Diagnostic imaging expands
The Diagnostic Imaging Department is an exciting place to be at Bigfork Valley.
It’s a name that covers a wide range of technologies – from the traditional X-ray to the modern computed tomography or CT scan. And each type of technology has one goal – to picture what is going on inside the body.
Located at the edge of the new construction, staff would see excited groups in hard hats go by their hallway door for the start of a tour. But what fueled anticipation among the Diagnostic Imaging staff was their own door to the construction area located inside the department – a door that would lead to a new X-ray room.
That new room has been finished and is in use. Not only does it have a new machine, but it gives the department the flexibility of two machines to cut patient waiting time.
Close to the new emergency room, the room has another feature the staff appreciates: a flexible bed platform. The platform can lower to accommodate transfer of a patient from a stretcher, or a patient who has difficulty moving.
Sometimes it’s not only the technology, but also the ease of access to that technology!

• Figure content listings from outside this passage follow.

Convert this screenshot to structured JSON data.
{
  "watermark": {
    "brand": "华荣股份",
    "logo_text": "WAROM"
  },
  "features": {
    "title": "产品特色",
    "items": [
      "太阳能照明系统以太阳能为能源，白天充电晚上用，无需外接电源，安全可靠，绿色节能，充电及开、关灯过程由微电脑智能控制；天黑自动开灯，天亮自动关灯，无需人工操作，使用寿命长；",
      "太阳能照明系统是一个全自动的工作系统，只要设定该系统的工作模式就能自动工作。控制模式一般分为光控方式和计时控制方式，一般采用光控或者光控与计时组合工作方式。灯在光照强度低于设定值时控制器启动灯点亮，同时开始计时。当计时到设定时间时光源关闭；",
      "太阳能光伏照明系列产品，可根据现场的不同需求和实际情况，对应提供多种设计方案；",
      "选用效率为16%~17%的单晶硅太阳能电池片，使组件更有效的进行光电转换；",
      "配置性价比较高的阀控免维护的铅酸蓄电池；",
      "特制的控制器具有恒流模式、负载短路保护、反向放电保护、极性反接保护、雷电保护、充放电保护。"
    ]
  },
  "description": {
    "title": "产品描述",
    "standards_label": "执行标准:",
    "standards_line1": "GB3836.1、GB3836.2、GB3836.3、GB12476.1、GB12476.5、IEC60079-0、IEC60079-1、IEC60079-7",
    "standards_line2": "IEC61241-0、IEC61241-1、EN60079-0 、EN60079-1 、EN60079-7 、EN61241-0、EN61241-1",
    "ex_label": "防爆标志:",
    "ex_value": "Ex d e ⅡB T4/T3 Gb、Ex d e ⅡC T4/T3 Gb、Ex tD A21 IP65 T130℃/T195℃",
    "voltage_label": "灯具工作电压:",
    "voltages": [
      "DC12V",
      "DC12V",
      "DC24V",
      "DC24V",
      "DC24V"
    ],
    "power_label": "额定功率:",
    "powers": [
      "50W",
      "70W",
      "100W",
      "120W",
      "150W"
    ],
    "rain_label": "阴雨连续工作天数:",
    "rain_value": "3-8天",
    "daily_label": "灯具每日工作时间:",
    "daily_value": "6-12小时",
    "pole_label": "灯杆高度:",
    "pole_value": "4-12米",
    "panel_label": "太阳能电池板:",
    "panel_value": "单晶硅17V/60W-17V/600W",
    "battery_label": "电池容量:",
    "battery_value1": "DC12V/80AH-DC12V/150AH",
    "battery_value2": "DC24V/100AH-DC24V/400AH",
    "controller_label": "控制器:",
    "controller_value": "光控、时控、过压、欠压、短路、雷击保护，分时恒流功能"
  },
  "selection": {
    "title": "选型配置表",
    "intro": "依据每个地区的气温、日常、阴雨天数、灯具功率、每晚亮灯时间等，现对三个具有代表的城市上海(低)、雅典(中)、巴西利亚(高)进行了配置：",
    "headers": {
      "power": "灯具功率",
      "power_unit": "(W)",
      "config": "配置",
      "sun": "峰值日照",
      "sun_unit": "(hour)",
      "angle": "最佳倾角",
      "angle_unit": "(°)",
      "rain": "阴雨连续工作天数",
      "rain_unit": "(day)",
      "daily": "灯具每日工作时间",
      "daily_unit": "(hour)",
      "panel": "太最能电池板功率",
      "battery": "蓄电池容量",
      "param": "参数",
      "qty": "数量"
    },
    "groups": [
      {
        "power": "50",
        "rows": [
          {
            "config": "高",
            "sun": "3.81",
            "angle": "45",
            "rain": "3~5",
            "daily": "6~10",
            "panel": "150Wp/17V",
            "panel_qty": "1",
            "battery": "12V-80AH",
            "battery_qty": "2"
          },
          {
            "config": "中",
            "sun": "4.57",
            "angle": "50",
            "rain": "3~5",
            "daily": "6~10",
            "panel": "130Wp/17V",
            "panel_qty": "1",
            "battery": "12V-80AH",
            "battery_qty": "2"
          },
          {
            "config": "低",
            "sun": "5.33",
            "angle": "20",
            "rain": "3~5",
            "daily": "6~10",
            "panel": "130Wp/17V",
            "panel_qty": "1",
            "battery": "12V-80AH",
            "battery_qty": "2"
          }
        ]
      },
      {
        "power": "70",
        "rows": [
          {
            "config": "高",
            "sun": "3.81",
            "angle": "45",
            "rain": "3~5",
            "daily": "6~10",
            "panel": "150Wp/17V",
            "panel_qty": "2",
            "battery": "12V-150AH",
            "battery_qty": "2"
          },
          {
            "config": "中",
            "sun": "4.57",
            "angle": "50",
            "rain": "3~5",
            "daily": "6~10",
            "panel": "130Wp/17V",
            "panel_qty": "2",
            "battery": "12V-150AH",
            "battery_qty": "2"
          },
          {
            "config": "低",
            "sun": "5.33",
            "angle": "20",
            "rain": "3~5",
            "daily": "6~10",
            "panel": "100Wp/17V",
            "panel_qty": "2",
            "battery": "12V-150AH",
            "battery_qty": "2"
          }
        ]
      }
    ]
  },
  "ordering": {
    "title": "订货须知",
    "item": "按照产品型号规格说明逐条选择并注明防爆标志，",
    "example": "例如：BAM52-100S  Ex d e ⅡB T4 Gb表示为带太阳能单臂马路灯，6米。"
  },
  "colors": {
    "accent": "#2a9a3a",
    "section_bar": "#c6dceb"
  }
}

And if it is important for the patient to have easy access, it also is important for the doctor. The department has now converted to computed radiography and soon will have its picture archive communication system (PACS) installed and operating.
What does that mean? Computed radiography means that X-rays can be immediately seen on the computer monitor with the option of printing a traditional film image as well. The filmless method, however, has some powerful advantages. Ever experience a foggy image? On the computer screen the image can be adjusted for contrast so that a retake is unneccessary. Best of all, that computer image is immediately available to be sent to a radiologist wherever he is located at the time, even at home.
The PACS system will expand that ability into a digital image management system. It allows that image to be stored and retrieved along with relevant reports, and it will be available to the patient’s physician over the hospital intranet or to his computer wherever he is located.
For instance, if an emergency case comes into the hospital at night or even while a surgeon is operating in the surgical suite, the digital image can still be reviewed immediately via the surgeon’s home computer or the wall monitor in the surgery. It allows the surgeon to decide the best course of action in the case as quickly as possible – that’s good for the surgeon and good for the patient.
The department has also installed a new CT scanner. In recent training, Darwin Heard of Heard Consulting Group, radiology consultants, pointed out that the new machine has the ability to see minute structures – down to 0.625 millimeters (or about two hundredths of an inch) – and is twelve times faster than the previous model.
The GE Lightspeed machine is a four slice helical scanner, allowing better definition of muscle and the ability to image such occurrences as pulmonary embolisms. It also has software that enables it to pick the best moment to take advantage of injectable contrast. Is this more than just a timer? Heard pointed out that the rate that contrast moves through the body differs with each individual and is dependent on such things as cardiac output. The software calculates these variables so that the picture is taken at the point of peak contrast enhancement for that patient.
This fall also saw advances in the MRI service provided by DMS Imaging. New software was installed which provides faster scans and clearer images, according to technicians. A ten slice scan takes about 27 seconds; the exam about 30 minutes. “Patients,” said the technicians, “love it.”
X-ray, CT scans, MRI scans. They are part of the arsenal to provide the physician with information. Bigfork Valley also has other types of specialized imaging equipment: a state-of-the-art, more comfortable mammography machine; a bone densitometer; and a C-arm fluoroscope to follow orthopedic operations in real time. Ultrasound exams are offered biweekly and echocardiograms are offered through weekly visits by the Minnesota Heart Institute.